My financial situation is dire, with very little hope of change.
I know that Dr Phil would tell me to just get up and move, and something will change. But I've been waiting, trying, reading, listening, praying, crying, writing, talking, for more than 10 years with no improvement. I'm just tired of the fight.
I'm told I have an IQ of 131. What good does it do to be intelligent if one cannot make sense out of one's life?
I have read MANY books by authors such as Neale Donald Walsch, Thomas Moore, Dr Wayne Dyer, Deepak Chopra, M Scott Peck, Ken Wilber, Dr Phil, John Bradshaw, Gary Zukav, Clarissa Estes, Caroline Myss, etc, etc, etc. Every one of them took me to the same place in my heart and soul and dropped me like a rock. I cannot make sense out of an apparently pointless struggle.
I cannot give up, I already know too much. I cannot keep crawling, I'm too tired.
What now??
Just numb myself the best I can, and keep moving. Until a moment arrives when it is all too much and i cry myself to sleep, so I can get up in the morning and do it all again.

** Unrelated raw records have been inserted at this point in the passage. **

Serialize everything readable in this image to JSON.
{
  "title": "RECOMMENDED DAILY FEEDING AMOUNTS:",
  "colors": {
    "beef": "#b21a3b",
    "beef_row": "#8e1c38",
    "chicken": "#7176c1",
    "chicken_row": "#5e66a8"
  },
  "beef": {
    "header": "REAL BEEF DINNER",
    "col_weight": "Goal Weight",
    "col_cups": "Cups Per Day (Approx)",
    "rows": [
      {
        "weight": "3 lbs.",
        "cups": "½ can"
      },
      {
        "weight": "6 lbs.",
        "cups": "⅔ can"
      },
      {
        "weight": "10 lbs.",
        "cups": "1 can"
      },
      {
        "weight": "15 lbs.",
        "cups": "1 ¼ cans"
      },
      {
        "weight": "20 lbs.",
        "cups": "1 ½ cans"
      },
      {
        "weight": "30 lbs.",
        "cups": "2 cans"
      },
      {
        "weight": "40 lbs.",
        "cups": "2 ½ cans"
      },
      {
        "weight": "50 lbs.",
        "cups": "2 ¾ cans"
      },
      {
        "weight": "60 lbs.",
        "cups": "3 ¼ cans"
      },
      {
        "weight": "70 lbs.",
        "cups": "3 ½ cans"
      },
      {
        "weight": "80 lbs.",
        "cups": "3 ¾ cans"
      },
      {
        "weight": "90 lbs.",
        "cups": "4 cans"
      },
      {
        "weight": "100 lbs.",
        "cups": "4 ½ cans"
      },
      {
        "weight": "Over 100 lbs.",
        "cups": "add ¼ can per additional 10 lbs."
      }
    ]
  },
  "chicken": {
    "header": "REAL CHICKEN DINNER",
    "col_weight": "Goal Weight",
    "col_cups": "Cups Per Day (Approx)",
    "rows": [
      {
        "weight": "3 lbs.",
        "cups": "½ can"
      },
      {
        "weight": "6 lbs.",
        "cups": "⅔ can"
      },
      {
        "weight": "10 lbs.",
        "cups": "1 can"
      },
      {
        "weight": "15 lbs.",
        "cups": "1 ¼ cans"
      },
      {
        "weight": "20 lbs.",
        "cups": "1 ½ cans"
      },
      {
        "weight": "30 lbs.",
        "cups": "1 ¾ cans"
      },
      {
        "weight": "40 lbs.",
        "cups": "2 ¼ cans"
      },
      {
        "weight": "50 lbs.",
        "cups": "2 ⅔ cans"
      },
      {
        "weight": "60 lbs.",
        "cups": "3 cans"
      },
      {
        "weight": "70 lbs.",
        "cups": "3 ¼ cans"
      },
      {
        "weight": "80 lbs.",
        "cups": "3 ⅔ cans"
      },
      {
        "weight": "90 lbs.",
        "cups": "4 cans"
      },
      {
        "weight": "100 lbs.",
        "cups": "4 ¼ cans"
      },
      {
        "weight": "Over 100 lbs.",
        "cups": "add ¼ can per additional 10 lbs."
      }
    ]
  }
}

My kids are the only things that keep me going. Their father abandoned them, i cannot do that to them, too. They deserve at least one parent who cares about them. I try to be what i can be for them. It's all i seem to have.
I love music. I am a lyric-head, can recite the lyrics to nearly any 70's tune you can name. Love Justin Hayward. He is my angel voice, telling me
"Don't you know that it's not too late, the time's not past...And even though I tell myself, all is lost, somewhere there's a spark of hope.... somehow, the world keeps turning, promising a better day, somewhere the spark is burning away..."
from "It's Not Too Late", LP: The View From the Hill
I don't always believe him, but it's nice to hear..............
But one cannot live on another's music. It's all just part of the fantasy.
Thanks for listening.....i needed that!!